A Agnès Varda de Olhares Lugares tem uma garra de vida genuína, mas ao vivo, sem o seu par JR, ausente por estar em São Francisco a promover a sua arte, esse dispositivo de sinceridade é ainda mais tocante. E é ela quem faz questão de arrancar com a conversa, precisamente com a tal paixão pelo Porto: "Visitei muitas vezes essa cidade e foi lá que encontrei o Oliveira. Creio que foi naquele museu... Como se chama? Serralves, sim! Gosto muito, muito desse museu. Foi lá que filmei o Oliveira, em pleno jardim! Ah e aquele número de Charlot que ele fez! Que homem charmoso, falámos tanto. Contou-me histórias, disse-me disparates..."

A meio da conversa, é fácil distrairmo-nos pelo roxo da sua camisa, lindíssimo contraste com o seu penteado imagem de marca e os seus cabelos ruivos com mancha loura. Enquanto nos conta o prazer que foi filmar Olhares Lugares com um artista que não vem do cinema, o seu telefone toca e de forma pura pede desculpa e interrompe a entrevista. A sua missão é colocar o telefone em modo de voo: "Vamos viajar", diz com um sorriso matreiro e começa a revelar uma pequena mágoa: "É a primeira vez que estou a falar deste filme sem o JR, entristece-me. Temos feito tudo juntinhos. Passamos muito tempo no FaceTime! Falamos através das imagens e estamos tão em sintonia, pensamos da mesma maneira. O nosso objetivo, neste filme, era o mesmo: extrair o prazer de encontrar pessoas. Gostamos de encontrar pessoas da rua, pessoas diferentes... A ideia era deixar os entrevistados falar. E aprendemos qual- quer coisa... Foi tão mágico viajar naquele camião mágico: este filme deu-nos tanto prazer e isso sente--se, não é?"

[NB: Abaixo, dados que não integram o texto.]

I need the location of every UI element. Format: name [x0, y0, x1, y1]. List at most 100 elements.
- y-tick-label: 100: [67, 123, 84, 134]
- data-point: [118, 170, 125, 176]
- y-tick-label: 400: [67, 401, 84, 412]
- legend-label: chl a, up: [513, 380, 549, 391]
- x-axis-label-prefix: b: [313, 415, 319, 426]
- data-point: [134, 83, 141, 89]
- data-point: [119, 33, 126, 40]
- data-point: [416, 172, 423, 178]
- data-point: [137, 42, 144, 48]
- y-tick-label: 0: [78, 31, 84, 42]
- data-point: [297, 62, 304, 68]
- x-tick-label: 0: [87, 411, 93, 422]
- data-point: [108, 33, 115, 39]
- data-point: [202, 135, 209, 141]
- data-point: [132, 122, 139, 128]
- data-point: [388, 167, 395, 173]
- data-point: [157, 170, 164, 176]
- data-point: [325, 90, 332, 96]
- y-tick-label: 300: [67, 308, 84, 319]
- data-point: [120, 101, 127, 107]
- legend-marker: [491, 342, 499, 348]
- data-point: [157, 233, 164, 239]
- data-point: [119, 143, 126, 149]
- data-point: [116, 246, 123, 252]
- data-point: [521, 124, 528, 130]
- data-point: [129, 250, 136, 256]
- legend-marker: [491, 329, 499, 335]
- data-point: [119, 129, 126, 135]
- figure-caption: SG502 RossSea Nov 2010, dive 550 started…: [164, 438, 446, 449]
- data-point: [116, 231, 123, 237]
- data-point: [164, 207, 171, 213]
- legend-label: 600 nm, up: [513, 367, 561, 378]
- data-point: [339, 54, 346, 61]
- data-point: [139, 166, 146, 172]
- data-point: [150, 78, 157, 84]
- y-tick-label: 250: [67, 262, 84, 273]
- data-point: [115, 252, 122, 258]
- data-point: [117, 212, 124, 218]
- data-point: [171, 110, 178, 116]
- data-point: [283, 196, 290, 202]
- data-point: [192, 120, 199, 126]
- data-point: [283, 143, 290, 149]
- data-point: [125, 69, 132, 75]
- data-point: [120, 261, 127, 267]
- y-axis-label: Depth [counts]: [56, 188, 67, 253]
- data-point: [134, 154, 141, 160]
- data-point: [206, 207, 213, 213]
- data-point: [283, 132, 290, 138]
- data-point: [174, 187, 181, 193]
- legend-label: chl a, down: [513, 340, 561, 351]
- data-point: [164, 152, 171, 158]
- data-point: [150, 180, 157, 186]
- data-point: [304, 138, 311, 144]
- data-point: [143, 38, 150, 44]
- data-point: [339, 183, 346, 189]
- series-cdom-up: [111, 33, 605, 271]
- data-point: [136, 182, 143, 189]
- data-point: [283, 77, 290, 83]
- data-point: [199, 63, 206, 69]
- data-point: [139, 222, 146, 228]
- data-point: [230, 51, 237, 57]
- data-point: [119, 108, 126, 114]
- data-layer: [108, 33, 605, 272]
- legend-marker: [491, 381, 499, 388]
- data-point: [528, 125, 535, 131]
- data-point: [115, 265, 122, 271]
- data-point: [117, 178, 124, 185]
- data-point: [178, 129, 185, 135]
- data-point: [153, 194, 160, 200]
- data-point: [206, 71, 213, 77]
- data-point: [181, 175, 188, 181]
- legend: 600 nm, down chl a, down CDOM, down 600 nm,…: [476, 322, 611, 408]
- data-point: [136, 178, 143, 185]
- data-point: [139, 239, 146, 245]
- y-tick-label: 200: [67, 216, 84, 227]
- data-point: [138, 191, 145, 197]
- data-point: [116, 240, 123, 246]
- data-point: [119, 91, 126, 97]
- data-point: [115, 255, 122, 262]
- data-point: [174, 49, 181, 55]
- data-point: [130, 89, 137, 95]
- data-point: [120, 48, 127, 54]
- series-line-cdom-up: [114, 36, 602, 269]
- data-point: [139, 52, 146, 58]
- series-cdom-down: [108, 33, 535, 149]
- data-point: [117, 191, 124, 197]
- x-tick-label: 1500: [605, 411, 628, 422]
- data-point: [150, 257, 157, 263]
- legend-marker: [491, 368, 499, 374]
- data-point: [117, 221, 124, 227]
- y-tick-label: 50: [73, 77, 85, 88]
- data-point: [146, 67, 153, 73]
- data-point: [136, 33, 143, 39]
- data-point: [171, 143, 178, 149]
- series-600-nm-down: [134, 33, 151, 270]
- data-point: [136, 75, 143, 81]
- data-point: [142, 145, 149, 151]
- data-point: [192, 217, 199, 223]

Varda também concorda: entre ela e JR não existe idade ou idades: "Connosco nunca houve essa coisa de tu és mais novo, tu és mais velha. Não, o trabalho aproximou-nos. Este filme acabou por não me surpreender. Eu e o JR sabíamos bem o que queríamos! Além do mais, passei muito tempo na sala de montagem, coisa que adoro. Descobri que o acaso nos propunha muitas soluções. Sabe, nenhuma daquelas pessoas que encontrámos nos falou de política... O filme até tem um pouco de sociologia, provavelmente sociologia divertida. Creio que é sociologia amigável." Talvez por isso, Olhares Lugares nos faça ter mais fé nos franceses. Nesse sentido, a cineasta avó do mundo assume o lado positivo da viagem: "Nem tudo é detestável na nossa sociedade. Escolhemos mostrar que as pessoas têm prazer nos encontros humanos. Vimos muita empatia e escolhemos ir de pessoa em pessoa, recusámos fazer aquele tipo de pesquisa económica. O desejo era pegar as pessoas pela sua mão e levá-las aos lugares. Quisemos procurar uma espécie de evolução de um encontro e descobrimos momentos tão diferentes. Por vezes, nesses encontros apetece-nos rir, noutros ficamos com vontade de soltar uma lágrima. Encontrámos emoção e simpatia."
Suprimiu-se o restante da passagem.